Valley gets slightly bigger payouts from casino taxes this month
YOUNGSTOWN
Casino tax revenues for Ohio’s 88 counties and eight major cities, including Youngstown, have risen slightly for the second- consecutive quarter.
In this month’s distribution, Youngstown and Mahoning County will each get $356,532, compared with $351,454 in July and $341,549 in April.
Trumbull County will get $629,439, compared with $620,474 in July and $602,987 in April.
For Columbiana County, the figures are $322,866 in October, $318,268 in July and $309,298 in April, according to the Ohio Department of Taxation.
The increases the past two quarters followed three-consecutive quarters of decline.
This month’s distribution totaled $27 million to be shared among Ohio’s 88 counties and $8.2 million for the eight major cities combined.

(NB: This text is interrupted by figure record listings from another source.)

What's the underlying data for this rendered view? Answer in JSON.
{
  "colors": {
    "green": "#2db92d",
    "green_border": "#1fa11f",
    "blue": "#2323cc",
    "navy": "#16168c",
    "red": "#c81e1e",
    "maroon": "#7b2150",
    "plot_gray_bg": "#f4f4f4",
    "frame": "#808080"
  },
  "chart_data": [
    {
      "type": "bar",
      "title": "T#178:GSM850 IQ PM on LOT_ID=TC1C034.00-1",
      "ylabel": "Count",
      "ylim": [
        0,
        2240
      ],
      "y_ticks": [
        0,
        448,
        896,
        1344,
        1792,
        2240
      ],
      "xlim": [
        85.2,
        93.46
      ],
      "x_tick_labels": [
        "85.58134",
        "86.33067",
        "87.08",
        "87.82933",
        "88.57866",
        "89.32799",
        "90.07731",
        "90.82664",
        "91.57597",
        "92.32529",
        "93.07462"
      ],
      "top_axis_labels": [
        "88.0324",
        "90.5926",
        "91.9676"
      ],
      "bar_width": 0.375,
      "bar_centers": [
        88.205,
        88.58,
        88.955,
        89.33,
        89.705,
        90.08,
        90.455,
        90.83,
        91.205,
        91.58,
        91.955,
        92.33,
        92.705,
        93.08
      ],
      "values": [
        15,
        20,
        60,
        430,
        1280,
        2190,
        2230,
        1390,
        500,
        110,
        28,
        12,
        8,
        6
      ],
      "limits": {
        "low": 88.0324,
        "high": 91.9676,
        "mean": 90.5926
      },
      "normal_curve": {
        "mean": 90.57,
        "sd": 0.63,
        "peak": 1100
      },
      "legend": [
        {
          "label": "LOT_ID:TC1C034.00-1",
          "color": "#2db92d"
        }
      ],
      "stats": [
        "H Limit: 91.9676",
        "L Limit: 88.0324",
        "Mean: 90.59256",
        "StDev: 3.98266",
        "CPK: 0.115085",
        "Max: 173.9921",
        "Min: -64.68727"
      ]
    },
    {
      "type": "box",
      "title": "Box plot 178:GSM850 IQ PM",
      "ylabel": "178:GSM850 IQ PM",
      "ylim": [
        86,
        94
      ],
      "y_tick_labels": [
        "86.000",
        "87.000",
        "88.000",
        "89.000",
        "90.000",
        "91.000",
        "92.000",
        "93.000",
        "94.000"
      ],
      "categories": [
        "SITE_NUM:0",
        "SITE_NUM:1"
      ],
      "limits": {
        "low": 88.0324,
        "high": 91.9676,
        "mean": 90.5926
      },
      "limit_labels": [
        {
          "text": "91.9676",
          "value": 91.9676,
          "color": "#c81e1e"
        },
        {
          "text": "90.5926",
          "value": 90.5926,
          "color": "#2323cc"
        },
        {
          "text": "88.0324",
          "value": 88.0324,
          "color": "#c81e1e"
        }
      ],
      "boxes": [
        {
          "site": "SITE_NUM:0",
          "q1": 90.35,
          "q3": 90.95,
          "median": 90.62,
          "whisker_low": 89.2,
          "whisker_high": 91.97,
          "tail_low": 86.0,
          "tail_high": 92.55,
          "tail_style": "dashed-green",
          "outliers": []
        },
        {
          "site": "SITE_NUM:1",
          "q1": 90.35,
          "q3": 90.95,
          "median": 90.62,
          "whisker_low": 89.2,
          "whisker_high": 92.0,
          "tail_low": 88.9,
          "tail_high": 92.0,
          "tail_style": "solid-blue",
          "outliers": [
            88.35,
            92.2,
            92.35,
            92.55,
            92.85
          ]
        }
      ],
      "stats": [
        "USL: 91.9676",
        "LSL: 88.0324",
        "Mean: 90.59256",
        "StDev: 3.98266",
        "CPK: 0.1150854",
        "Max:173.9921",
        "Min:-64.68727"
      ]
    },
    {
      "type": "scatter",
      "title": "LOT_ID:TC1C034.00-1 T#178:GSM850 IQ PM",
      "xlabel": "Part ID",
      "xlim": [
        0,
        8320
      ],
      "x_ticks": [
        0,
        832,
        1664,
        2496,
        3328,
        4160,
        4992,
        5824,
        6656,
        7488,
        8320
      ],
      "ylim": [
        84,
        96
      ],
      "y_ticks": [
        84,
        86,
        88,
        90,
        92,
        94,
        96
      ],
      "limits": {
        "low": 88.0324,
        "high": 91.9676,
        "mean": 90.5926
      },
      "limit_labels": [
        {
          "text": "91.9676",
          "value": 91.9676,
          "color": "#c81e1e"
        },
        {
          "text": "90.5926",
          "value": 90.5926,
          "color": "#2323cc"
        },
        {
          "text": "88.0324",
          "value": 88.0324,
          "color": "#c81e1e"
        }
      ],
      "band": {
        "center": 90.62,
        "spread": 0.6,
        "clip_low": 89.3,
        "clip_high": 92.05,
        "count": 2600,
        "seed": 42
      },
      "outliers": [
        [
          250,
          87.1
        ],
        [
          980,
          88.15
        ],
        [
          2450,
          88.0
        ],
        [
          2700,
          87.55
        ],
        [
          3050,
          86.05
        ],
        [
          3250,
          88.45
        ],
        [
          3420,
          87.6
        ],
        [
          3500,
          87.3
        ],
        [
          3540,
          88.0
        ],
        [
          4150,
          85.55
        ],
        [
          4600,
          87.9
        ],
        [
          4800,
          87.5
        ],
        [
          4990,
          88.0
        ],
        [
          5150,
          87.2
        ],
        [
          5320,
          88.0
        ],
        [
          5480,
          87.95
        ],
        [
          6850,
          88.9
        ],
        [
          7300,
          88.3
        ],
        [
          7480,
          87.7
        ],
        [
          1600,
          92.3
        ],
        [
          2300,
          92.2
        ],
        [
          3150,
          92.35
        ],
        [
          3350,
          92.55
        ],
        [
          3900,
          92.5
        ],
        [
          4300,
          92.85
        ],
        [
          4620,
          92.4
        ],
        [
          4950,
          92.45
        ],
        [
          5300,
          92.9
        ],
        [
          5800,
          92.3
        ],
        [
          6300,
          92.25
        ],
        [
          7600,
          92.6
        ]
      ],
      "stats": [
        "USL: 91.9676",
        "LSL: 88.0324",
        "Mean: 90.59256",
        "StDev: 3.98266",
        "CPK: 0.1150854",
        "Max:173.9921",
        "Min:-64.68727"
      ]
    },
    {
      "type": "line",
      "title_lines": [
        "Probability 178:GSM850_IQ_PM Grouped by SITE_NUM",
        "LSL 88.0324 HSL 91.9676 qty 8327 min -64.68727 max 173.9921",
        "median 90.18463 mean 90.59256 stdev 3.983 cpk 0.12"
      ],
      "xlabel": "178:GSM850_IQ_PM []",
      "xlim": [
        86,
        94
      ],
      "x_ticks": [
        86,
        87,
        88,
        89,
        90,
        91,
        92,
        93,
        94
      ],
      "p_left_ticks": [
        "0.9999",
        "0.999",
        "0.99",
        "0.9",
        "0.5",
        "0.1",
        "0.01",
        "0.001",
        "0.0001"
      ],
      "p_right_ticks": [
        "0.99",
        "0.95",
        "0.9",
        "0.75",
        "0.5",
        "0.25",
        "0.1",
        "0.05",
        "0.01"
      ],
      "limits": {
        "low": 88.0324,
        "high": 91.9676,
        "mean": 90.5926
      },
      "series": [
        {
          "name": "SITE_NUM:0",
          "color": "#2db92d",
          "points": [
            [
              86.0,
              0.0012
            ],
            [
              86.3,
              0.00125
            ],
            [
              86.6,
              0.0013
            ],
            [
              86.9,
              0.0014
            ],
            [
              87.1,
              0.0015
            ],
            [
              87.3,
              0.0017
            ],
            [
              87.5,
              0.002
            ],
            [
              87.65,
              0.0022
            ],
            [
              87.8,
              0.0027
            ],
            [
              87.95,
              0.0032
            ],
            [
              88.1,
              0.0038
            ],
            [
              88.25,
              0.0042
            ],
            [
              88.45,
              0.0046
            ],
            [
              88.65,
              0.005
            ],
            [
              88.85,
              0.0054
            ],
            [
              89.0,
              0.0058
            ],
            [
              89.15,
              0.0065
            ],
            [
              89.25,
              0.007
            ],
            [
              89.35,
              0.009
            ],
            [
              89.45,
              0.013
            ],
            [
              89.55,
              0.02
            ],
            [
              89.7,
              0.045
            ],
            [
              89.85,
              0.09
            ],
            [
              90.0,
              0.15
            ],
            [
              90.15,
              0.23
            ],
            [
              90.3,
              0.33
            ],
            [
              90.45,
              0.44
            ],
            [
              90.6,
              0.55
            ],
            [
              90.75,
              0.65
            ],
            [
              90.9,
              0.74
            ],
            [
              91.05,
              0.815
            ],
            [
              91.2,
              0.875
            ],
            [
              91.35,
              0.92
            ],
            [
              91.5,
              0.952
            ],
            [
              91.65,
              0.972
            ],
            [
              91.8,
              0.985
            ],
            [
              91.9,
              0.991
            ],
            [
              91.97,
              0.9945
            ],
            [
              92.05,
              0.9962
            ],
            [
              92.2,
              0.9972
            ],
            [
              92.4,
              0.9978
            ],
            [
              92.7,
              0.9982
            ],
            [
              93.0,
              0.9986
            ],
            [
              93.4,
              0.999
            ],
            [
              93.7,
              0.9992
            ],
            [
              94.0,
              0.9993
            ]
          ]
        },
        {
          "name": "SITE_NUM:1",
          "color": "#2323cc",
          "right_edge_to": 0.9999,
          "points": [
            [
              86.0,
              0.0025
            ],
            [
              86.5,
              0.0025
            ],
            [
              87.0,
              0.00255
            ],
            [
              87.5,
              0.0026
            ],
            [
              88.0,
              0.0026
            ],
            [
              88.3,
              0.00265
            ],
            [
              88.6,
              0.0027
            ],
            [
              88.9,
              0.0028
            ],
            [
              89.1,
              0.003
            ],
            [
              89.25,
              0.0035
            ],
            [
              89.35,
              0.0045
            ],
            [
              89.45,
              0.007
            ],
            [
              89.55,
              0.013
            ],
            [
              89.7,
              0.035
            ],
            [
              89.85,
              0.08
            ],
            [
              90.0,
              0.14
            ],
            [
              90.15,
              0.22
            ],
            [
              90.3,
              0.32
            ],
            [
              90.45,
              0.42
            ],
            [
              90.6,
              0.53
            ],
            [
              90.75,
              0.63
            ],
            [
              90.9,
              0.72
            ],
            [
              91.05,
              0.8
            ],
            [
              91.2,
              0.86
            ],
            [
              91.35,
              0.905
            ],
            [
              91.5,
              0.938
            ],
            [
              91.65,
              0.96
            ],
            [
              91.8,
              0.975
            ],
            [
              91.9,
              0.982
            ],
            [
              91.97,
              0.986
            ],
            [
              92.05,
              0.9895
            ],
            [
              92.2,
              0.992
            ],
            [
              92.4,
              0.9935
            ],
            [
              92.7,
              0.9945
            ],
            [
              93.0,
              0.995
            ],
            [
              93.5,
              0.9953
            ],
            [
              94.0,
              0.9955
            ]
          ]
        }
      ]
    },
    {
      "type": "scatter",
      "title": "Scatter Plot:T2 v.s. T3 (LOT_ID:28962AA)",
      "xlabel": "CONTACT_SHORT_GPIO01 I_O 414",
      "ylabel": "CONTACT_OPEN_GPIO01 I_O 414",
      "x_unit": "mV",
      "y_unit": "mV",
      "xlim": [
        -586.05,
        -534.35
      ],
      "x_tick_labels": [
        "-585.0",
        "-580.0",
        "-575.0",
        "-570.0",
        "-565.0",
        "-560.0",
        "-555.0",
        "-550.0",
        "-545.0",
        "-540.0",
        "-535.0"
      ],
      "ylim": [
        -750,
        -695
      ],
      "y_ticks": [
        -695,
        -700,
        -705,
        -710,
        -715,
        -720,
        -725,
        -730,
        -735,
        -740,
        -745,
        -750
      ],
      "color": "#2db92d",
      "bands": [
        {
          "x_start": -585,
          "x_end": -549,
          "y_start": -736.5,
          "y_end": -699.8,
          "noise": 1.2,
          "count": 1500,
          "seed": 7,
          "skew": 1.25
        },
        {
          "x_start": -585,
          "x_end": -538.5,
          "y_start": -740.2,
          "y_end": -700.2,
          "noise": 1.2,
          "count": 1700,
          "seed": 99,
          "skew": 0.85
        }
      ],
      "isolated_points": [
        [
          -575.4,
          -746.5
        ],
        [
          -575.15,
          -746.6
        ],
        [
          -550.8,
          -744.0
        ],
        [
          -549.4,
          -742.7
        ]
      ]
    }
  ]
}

Funding comes from a 33- percent gross revenues tax on the four casinos in Cleveland, Columbus, Cincinnati and Toledo, which offer slot machines and table games.
Those cities also receive host-city tax distributions.
Casino revenues are entirely separate from tax monies from the state’s seven racinos, which combine slot machines with horse racing but have no table games.
The last of the seven racinos, Hollywood Slots at Mahoning Valley Race Course, opened its casino Sept. 17 and will begin horse racing Nov. 24.
Recent growth in casino revenues reflects increased gambling during the summer vacation period, noted Alan Silver, assistant professor of restaurant, hotel and tourism at Ohio University.
However, he observed: “We’ve got more and more competition with those seven racinos, and it’s going to get more and more difficult to grow the market.”
Mahoning County Commissioner Carol Rimedio-Righetti agreed that the big city casinos benefited by being summer driving destinations for vacationers.
However, she said the Austintown racino, which is conveniently located for Mahoning Valley residents, might cut into Cleveland casino activity during the winter, when weather and road conditions often aren’t ideal for long-distance driving.
Silver said he expects the racinos will lobby for, and eventually get, table games.
“Once they get table games, that’s going to dig in deeply into the overall casino revenue across the state,” he predicted.
“I’m sure they’ll lobby for the table games,” Righetti said. With table games, “You’d have an all-around racino-casino,” she said.
The Austintown racino already is a destination because it not only offers slot machines but also a “top shelf” restaurant and a food court with a bakery, and it will have horse racing, both here and simulcast from other tracks, Righetti said.
The Austintown facility is also centrally located along Interstate 80 and near many local golf courses and Lake Milton, she added.
Unlike tax revenue from the four casinos, racino tax revenue isn’t designated for cities and counties.
The Ohio Lottery Commission, which regulates racinos, gets one third of its gross receipts and directs that money to public education in Ohio.